Uma ordem atribuída ao presidente Lula direcionada à Marinha chamou atenção nesta semana pelo tom e pelo constrangimento que teria provocado nos bastidores do governo. Segundo relatos, o presidente teria solicitado que a Marinha se preparasse para a eventual mobilização de um porta-aviões, sendo informado posteriormente por assessores e oficiais de que o Brasil atualmente não possui nenhum navio desse tipo em operação.


O episódio evidencia o distanciamento entre o discurso político e a realidade das Forças Armadas brasileiras. Desde a desativação do porta-aviões São Paulo, em 2017, o país não conta com esse tipo de embarcação em sua frota. O navio, adquirido da França na década de 2000, passou anos sem operar plenamente e acabou sendo desativado por inviabilidade técnica e financeira.


Atualmente, a Marinha do Brasil concentra sua capacidade naval em fragatas, submarinos e navios de apoio logístico, enfrentando restrições orçamentárias e cortes sucessivos em programas estratégicos.
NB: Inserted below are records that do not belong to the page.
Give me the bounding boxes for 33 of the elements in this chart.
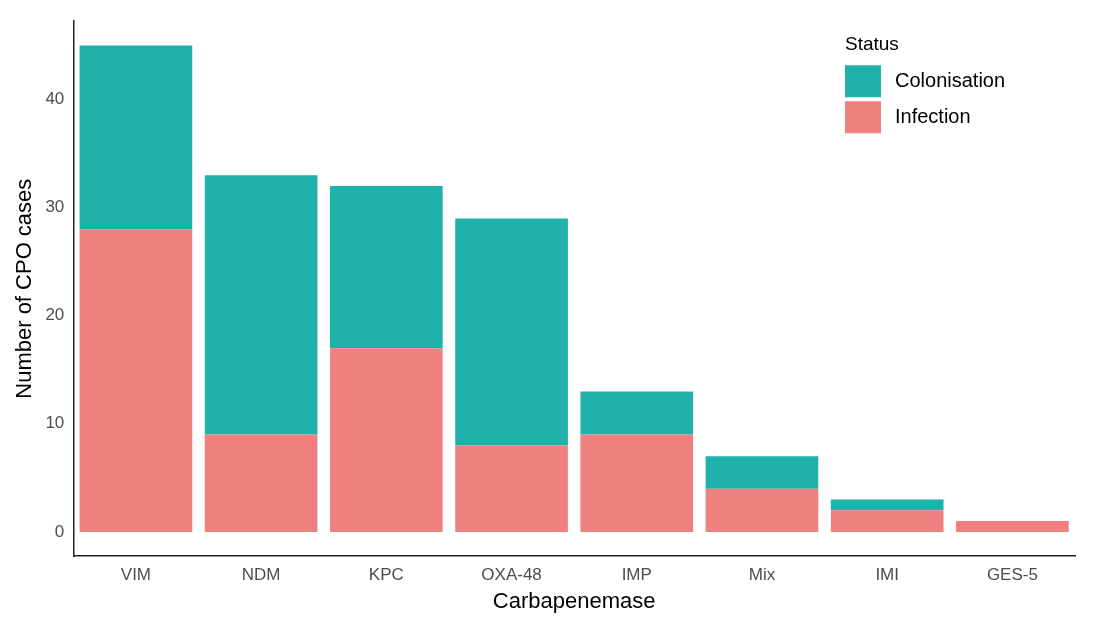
bar [79,45,193,230]
bar [830,499,944,511]
bar [956,521,1069,532]
bar [580,391,694,435]
y-axis-title: Number of CPO cases [11,178,37,399]
y-tick-label: 0 [54,521,65,541]
bar [204,175,318,435]
x-tick-label: OXA-48 [481,565,542,585]
x-tick-label: VIM [120,565,152,585]
x-axis-title: Carbapenemase [492,587,656,613]
legend-title: Status [845,33,899,55]
x-tick-label: Mix [748,565,776,585]
legend-label: Colonisation [895,68,1006,91]
bar [329,348,443,532]
bar [329,186,443,349]
y-tick-label: 30 [45,197,65,217]
y-tick-label: 20 [45,305,65,325]
legend-label: Infection [895,104,971,127]
bar [830,510,944,532]
x-tick-label: IMI [875,565,899,585]
bar [204,434,318,532]
x-tick-label: IMP [621,565,652,585]
x-tick-label: KPC [368,565,404,585]
bar [580,434,694,532]
bar [455,445,568,532]
bar [455,218,568,446]
x-tick-label: NDM [241,565,281,585]
bar [705,488,819,532]
y-tick-label: 40 [45,89,65,109]
x-tick-label: GES-5 [986,565,1038,585]
y-tick-label: 10 [45,413,65,433]
bar [705,456,819,489]
bar [79,229,193,532]
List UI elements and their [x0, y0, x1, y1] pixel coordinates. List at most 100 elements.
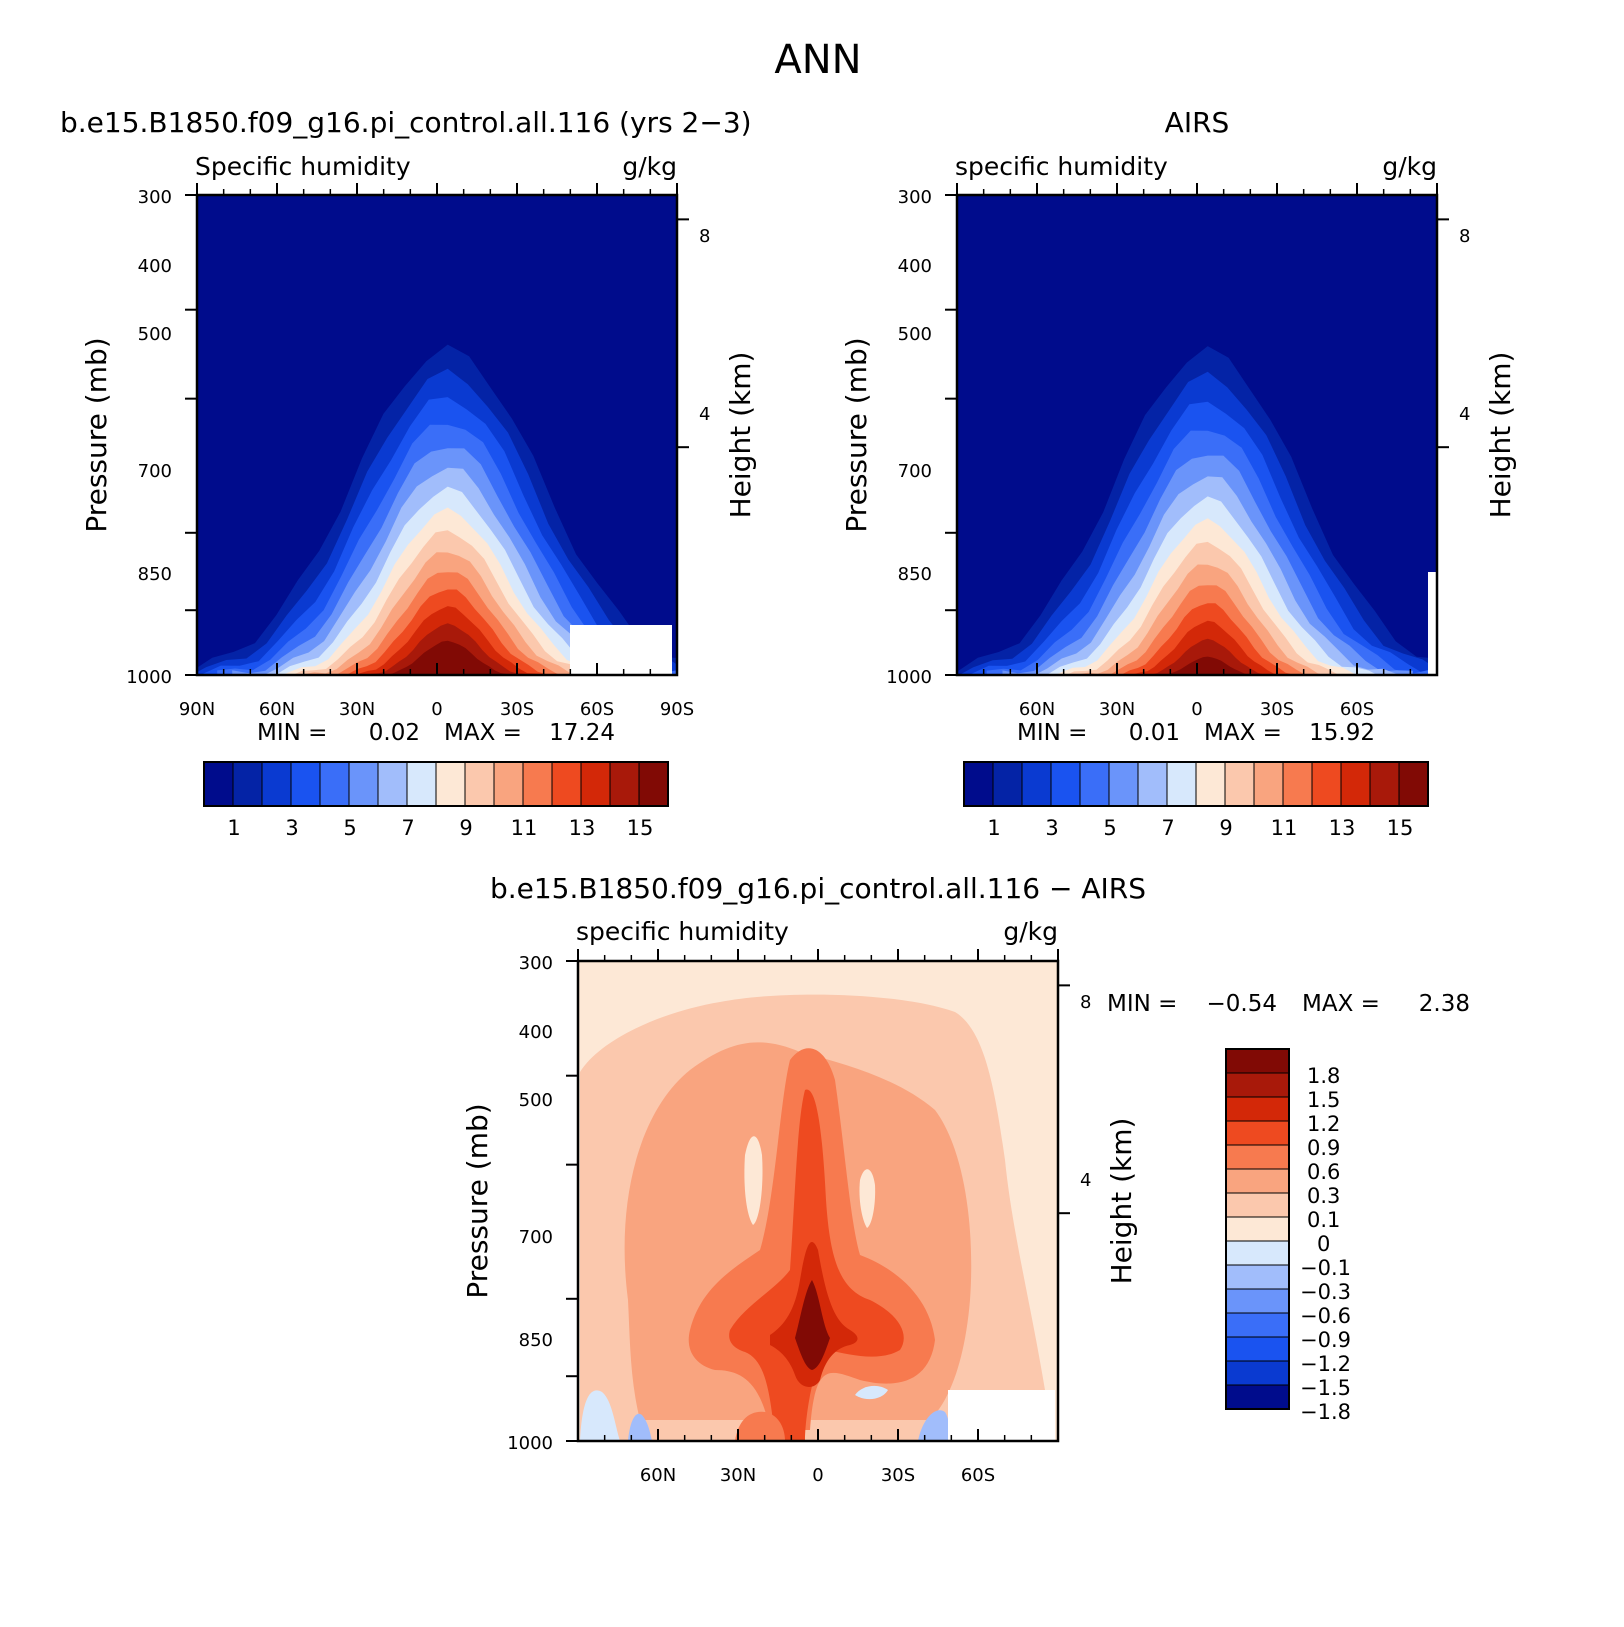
- panel-diff-ytick-1000: 1000: [507, 1433, 553, 1454]
- panel-diff-xtick-60N: 60N: [640, 1465, 676, 1486]
- colorbar-box-6: [1137, 761, 1168, 807]
- panel-diff-max-label: MAX =: [1302, 991, 1380, 1017]
- panel-model-cbar-label-3: 3: [285, 816, 298, 840]
- colorbar-box-8: [1195, 761, 1226, 807]
- diff-colorbar-box-2: [1225, 1096, 1290, 1122]
- panel-obs-cbar-label-9: 9: [1219, 816, 1232, 840]
- panel-model-ytick-1000: 1000: [126, 667, 172, 688]
- colorbar-box-1: [992, 761, 1023, 807]
- diff-region-negative-mid: [855, 1385, 888, 1400]
- colorbar-box-12: [551, 761, 582, 807]
- panel-obs-y2tick-4: 4: [1459, 404, 1470, 425]
- panel-diff-xtick-30S: 30S: [881, 1465, 915, 1486]
- panel-obs-xtick-60N: 60N: [1019, 699, 1055, 720]
- panel-obs-cbar-label-3: 3: [1045, 816, 1058, 840]
- diff-colorbar-box-0: [1225, 1048, 1290, 1074]
- panel-diff-y2tick-4: 4: [1080, 1170, 1091, 1191]
- panel-model-cbar-label-13: 13: [569, 816, 596, 840]
- panel-model-xtick-60N: 60N: [259, 699, 295, 720]
- panel-obs-xtick-30S: 30S: [1260, 699, 1294, 720]
- panel-obs-ytick-300: 300: [898, 187, 932, 208]
- panel-obs-xtick-0: 0: [1191, 699, 1202, 720]
- colorbar-box-12: [1311, 761, 1342, 807]
- colorbar-box-15: [1398, 761, 1429, 807]
- panel-model-ytick-850: 850: [138, 564, 172, 585]
- panel-obs-contour-field: [957, 195, 1437, 675]
- panel-model-max-label: MAX =: [444, 720, 522, 746]
- panel-obs-cbar-label-7: 7: [1161, 816, 1174, 840]
- panel-obs-ytick-500: 500: [898, 324, 932, 345]
- panel-model-max: 17.24: [549, 720, 615, 746]
- colorbar-box-11: [1282, 761, 1313, 807]
- diff-colorbar-box-8: [1225, 1240, 1290, 1266]
- panel-obs-xtick-30N: 30N: [1099, 699, 1135, 720]
- panel-diff-cbar-label-12: −0.9: [1300, 1328, 1351, 1352]
- panel-model-cbar-label-15: 15: [627, 816, 654, 840]
- colorbar-box-3: [1050, 761, 1081, 807]
- contour-level-15: [1165, 656, 1250, 675]
- panel-diff-max: 2.38: [1419, 991, 1470, 1017]
- panel-model-xtick-30N: 30N: [339, 699, 375, 720]
- panel-obs-min-label: MIN =: [1017, 720, 1087, 746]
- panel-obs-units: g/kg: [1382, 152, 1437, 181]
- colorbar-box-15: [638, 761, 669, 807]
- panel-diff-xtick-60S: 60S: [961, 1465, 995, 1486]
- colorbar-box-14: [609, 761, 640, 807]
- colorbar-box-13: [580, 761, 611, 807]
- diff-colorbar-box-1: [1225, 1072, 1290, 1098]
- panel-obs-case-title: AIRS: [1165, 106, 1230, 139]
- panel-obs-min: 0.01: [1129, 720, 1180, 746]
- diff-region-lower-left-0.6: [735, 1411, 785, 1441]
- panel-diff-colorbar: [1225, 1048, 1290, 1410]
- panel-diff-cbar-label-14: −1.5: [1300, 1376, 1351, 1400]
- panel-diff-cbar-label-7: 0.1: [1307, 1208, 1340, 1232]
- panel-model: b.e15.B1850.f09_g16.pi_control.all.116 (…: [60, 106, 757, 840]
- colorbar-box-11: [522, 761, 553, 807]
- diff-colorbar-box-13: [1225, 1360, 1290, 1386]
- panel-obs-ytick-1000: 1000: [886, 667, 932, 688]
- panel-diff-cbar-label-13: −1.2: [1300, 1352, 1351, 1376]
- colorbar-box-2: [261, 761, 292, 807]
- diff-colorbar-box-6: [1225, 1192, 1290, 1218]
- panel-diff-xtick-30N: 30N: [720, 1465, 756, 1486]
- colorbar-box-2: [1021, 761, 1052, 807]
- panel-obs: AIRS specific humidity g/kg 300 400 500 …: [840, 106, 1517, 840]
- panel-model-min-label: MIN =: [257, 720, 327, 746]
- panel-diff-contour-field: [578, 961, 1058, 1441]
- panel-obs-xtick-60S: 60S: [1340, 699, 1374, 720]
- panel-model-ytick-500: 500: [138, 324, 172, 345]
- colorbar-box-7: [1166, 761, 1197, 807]
- panel-obs-colorbar: [963, 761, 1429, 807]
- panel-model-xtick-90S: 90S: [660, 699, 694, 720]
- diff-colorbar-box-12: [1225, 1336, 1290, 1362]
- panel-diff-case-title: b.e15.B1850.f09_g16.pi_control.all.116 −…: [490, 872, 1146, 905]
- contour-level-15: [386, 640, 513, 675]
- panel-obs-cbar-label-1: 1: [987, 816, 1000, 840]
- panel-model-cbar-label-7: 7: [401, 816, 414, 840]
- panel-diff-cbar-label-15: −1.8: [1300, 1400, 1351, 1424]
- figure-title: ANN: [774, 37, 861, 83]
- panel-obs-ylabel: Pressure (mb): [840, 337, 873, 532]
- panel-diff-ytick-300: 300: [519, 953, 553, 974]
- diff-region-negative-right: [918, 1410, 950, 1441]
- panel-obs-max-label: MAX =: [1204, 720, 1282, 746]
- panel-obs-max: 15.92: [1309, 720, 1375, 746]
- diff-region-negative-blue: [628, 1413, 652, 1441]
- colorbar-outline: [203, 761, 669, 807]
- panel-model-ticks: [185, 183, 689, 676]
- panel-model-y2label: Height (km): [724, 352, 757, 519]
- panel-obs-variable: specific humidity: [955, 152, 1168, 181]
- panel-obs-cbar-label-13: 13: [1329, 816, 1356, 840]
- diff-region-blob-right: [859, 1169, 876, 1228]
- colorbar-box-1: [232, 761, 263, 807]
- panel-model-xtick-90N: 90N: [179, 699, 215, 720]
- panel-diff-cbar-label-11: −0.6: [1300, 1304, 1351, 1328]
- colorbar-box-10: [493, 761, 524, 807]
- colorbar-box-5: [1108, 761, 1139, 807]
- diff-region-negative-pale: [580, 1390, 620, 1441]
- panel-model-xtick-0: 0: [431, 699, 442, 720]
- panel-obs-cbar-label-5: 5: [1103, 816, 1116, 840]
- panel-model-units: g/kg: [622, 152, 677, 181]
- panel-diff-missing-data: [948, 1390, 1055, 1441]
A eventual operação de um porta-aviões exigiria investimentos bilionários, anos de planejamento e uma estrutura operacional inexistente no momento.


O caso gerou críticas e reacendeu debates sobre a necessidade de maior alinhamento entre decisões políticas e a realidade operacional das Forças Armadas, evitando anúncios ou determinações desconectadas dos fatos.